Священник смотрит на этого некрасивого, путаного человека и внезапно думает: а ведь это я сам. Не брат мой, не ближний, не «другое я» философов и писателей, а просто — я. Иные обстоятельства и биографии разные, и тем не менее — я, я и есть. Босой, почти голый, сидит на койке, чего-то ждет. Смотрит расфокусированным взглядом в пространство.
— Одевайтесь, — говорит медсестра, — и на выход. Выписка, больничный — всё завтра. Ну, чего ждем?
— И куда я пойду? — спрашивает вдруг Пурыженский, все так же не глядя ни на кого.
— А вы не идите, останьтесь тут. — Отец Сергий не замечает знаков, которые подает ему медсестра. — Оставайтесь. Майя Павловна вас простит.
Снова неяркий свет, вразнобой работают мониторы: на два удара сердца священника приходится три-четыре писательских. Оба прислушиваются к звукам, про себя отмечая моменты их совпадения.
— Об этом обо всем написать. — Пурыженский и правда дышит нехорошо.
— И напишете.
— Уже нет. Думаете, не понимаю? — Молчит, дышит. — Видели бы вы, как она старушку отогревала!
Плохи, говорит, дела его, безнадежны. Ничего-то он не напишет.
— А ненаписанного — не существует. Его как бы нет. Ясно вам?
Отцу Сергию это ясно вполне: он сам всем другим занятиям предпочитает чтение.
— Вот оно что, — равнодушно отзывается писатель. — А я представлял — то-другое, туристическая компания, песни… Стихов не сочиняете?
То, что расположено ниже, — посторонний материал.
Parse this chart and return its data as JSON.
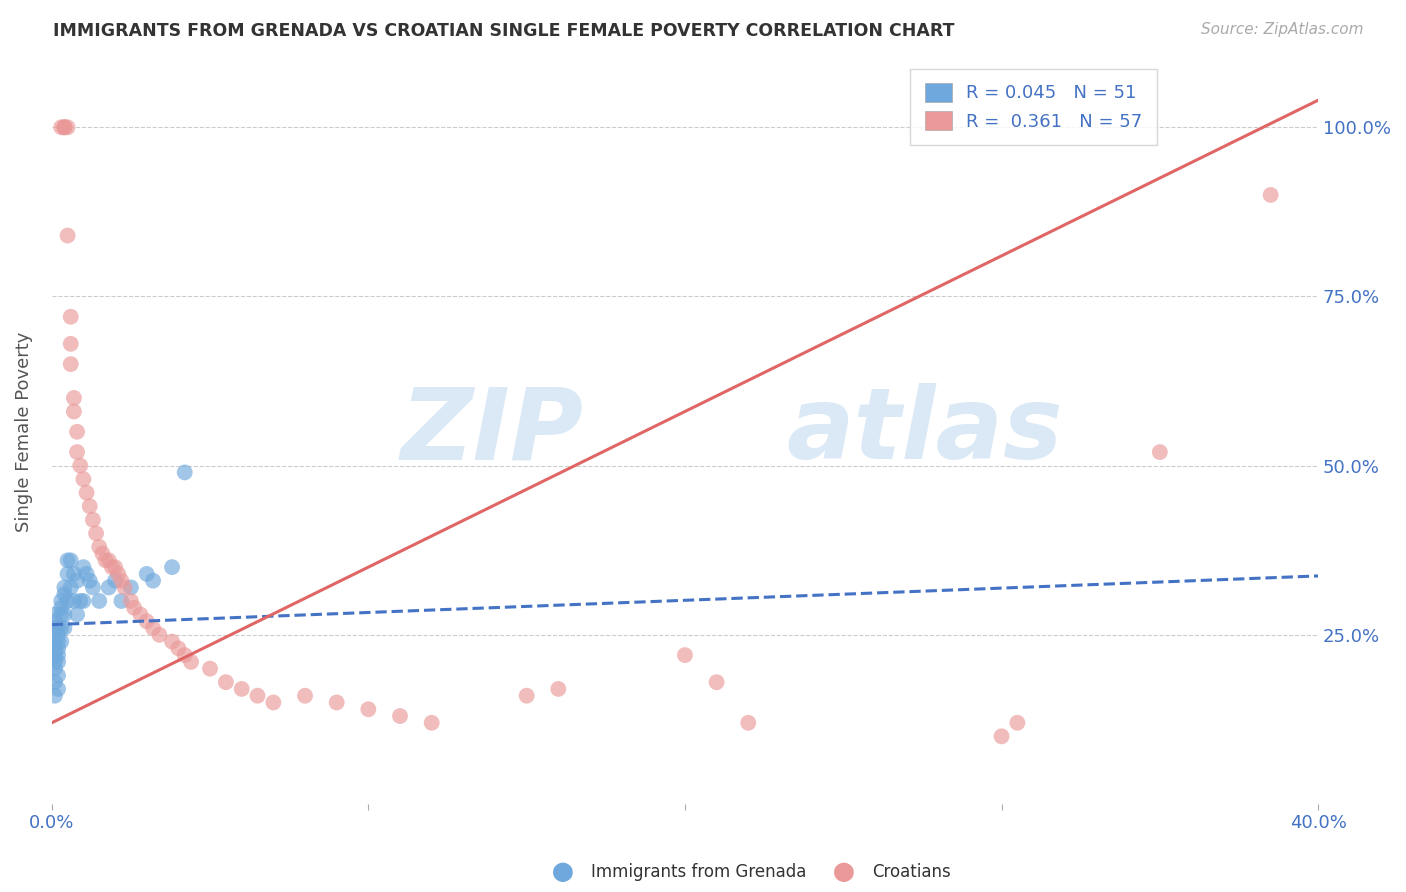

— С моей фамилией только стихи сочинять.
— А какая у вас фамилия?
— Тютчев.
Оба тихо смеются, впервые за эту ночь.
— Знаете, я давным-давно написал что-то вроде стихотворения… Когда расстался с одной компанией. Как раз туристической. Точнее, она со мной. — Отец Сергий лезет в тумбочку за тетрадкой, ждет, что Пурыженский попросит его почитать. — Я никому не показывал. — Еще ждет. — Почему вы молчите?
— Жду.
Надо читать, делать нечего.
По дому ходили босиком,
Были детьми своего времени,
Были сентиментальны,
Любили про солнышко лесное,
Сочувствовали однобоко,
Были хороши в несчастий, плохи в радости,
Много умели практического,
Знали, что такое фаза, умели собрать
Байдарку, палатку, крепко, надежно,
В Бога поначалу не верили,
Многое раздражало:
Про Исаака и Авраама,
Позолота в церкви,
Потом вдруг поверили,
Зажили почти праведно
Или же эмоций убавилось.
К чему я это рассказываю?
Рюкзаки еще были алюминиевые,
Дюралевые или, не знаю, титановые,
Легкие, очень удобные,
Переехать, перевезти тяжести,
Умели носить вещи, коробки, тяжести,
Помочь с переездом, с похоронами,
Съездить за справками, отстоять очередь,
Помогали до известной степени,
В той мере, которую считали правильной.
Доброта их была априорной,
Сама собой разумеющейся,
Но о людях они отзывались дурно,
Были детьми своего времени,
Любили Александра Грина,
Фильм «Сталкер», песни Высоцкого,
«Детей Арбата», передачу «Куклы»,
«Разговоры с Иосифом Бродским»,
Сейчас им ничего особо не нравится.
Какие из этого выводы?
Не пленяться объективными достоинствами,
Бояться сентиментальности,
Верить первоначальному впечатлению.
— Всё? — спрашивает Пурыженский после паузы. — В конце не хватает чего-то.
Священник берет ручку, добавляет к написанному:
Помнить: никто не имеет права
На любовь ближнего.
Вслух две последние строчки читать не стал.
Спал он недолго, но, видимо, крепко. Потому что, проснувшись и сообразив, где находится, замечает большие перемены — и в обстановке, и в освещении. Наступило утро, и верхний свет потушили. Кроме того, ширма придвинута вплотную к его кровати, и сквозь нее просвечивает агрегат, с шумом качающий воздух. Самое же плохое состоит в том, что у соседа изо рта торчат трубки, и он без сознания.